Overall, the Hedera Council is in charge of overseeing the future direction of the Hedera platform and maintaining the software required to run the network. The Hedera Council is also committed to providing transparent governance, with the minutes of their meetings published openly on the official website.
Hedera Sustainability Initiatives
Even with an already minimal carbon footprint, Hedera takes it a step further by committing to being fully carbon negative with the purchase of carbon credits to offset its own greenhouse emissions.
Simply put, purchasing carbon credits is a voluntary initiative from companies and businesses who purchase these credits from other organizations who remove or offset carbon emissions. Carbon credits themselves are tradable assets in a rapidly growing movement across industries to collectively reduce their impact on the environment.
Being a leader in this space, Hedera itself has become the spirited choice for sustainable solutions providers such as TMYLEZ who are in need of a robust and auditable distributed ledger to provide accurate carbon emissions data for businesses as well as carbon credit markets like Guardian. More household names such as Hyundai and KIA have also announced that they will be utilizing Hedera for monitoring and predicting carbon emissions at every stage of their production process–from the procurement of raw materials, manufacturing and transport–as part of their sustainability efforts.
HBAR has a maximum supply of 50 billion tokens of which over 34 billion HBAR (68.67%) have already been allocated.
The allocation goes as follows: 7.74% went to Swirlds, the company responsible for the initial development and licensing of Hedera’s hashgraph technology, while 14.77% are allocated for Hedera’s network governance, which includes founders, executives, employees and contractors.

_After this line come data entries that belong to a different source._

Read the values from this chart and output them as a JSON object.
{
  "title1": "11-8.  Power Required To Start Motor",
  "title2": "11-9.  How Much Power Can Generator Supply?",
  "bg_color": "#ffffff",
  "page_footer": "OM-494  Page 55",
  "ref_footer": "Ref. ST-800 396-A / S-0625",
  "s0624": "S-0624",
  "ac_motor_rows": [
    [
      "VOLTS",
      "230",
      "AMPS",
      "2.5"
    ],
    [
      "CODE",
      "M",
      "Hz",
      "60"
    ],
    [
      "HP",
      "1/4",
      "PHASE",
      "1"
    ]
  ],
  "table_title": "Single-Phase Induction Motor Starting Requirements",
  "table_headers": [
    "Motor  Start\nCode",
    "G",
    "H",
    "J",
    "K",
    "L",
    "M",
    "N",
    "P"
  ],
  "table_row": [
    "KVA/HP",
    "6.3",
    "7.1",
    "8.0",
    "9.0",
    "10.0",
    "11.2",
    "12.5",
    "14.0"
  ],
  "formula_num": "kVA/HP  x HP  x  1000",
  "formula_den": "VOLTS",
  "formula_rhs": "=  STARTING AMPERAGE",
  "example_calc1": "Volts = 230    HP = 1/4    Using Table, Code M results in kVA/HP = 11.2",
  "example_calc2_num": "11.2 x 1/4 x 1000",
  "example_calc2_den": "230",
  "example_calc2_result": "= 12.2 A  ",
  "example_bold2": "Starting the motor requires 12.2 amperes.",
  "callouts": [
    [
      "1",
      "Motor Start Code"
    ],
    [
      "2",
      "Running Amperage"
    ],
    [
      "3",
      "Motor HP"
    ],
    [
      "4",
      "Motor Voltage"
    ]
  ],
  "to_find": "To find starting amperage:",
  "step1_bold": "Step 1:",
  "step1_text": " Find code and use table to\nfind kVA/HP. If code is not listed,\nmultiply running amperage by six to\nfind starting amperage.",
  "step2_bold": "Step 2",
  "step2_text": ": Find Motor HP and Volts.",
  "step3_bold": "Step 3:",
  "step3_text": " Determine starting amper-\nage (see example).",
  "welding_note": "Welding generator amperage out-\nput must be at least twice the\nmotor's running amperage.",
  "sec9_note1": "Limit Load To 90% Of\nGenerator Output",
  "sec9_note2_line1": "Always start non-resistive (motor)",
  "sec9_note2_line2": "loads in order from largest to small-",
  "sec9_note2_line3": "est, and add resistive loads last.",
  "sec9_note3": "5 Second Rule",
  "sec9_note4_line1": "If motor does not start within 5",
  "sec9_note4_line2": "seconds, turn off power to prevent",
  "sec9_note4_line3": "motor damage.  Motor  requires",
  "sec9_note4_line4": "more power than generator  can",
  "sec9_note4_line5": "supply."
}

Meanwhile, 22.26% have been allocated for purchase agreements, including regulated investment and swap contracts, while 23.9% are allocated for the Hedera ecosystem and its open-source development.
The remaining 15 billion HBAR (31.33%) comprising the unallocated supply remains to be determined by the Hedera Council for future projects and developments. Further announcements and release schedules are announced on the Hedera Treasury Management Report page.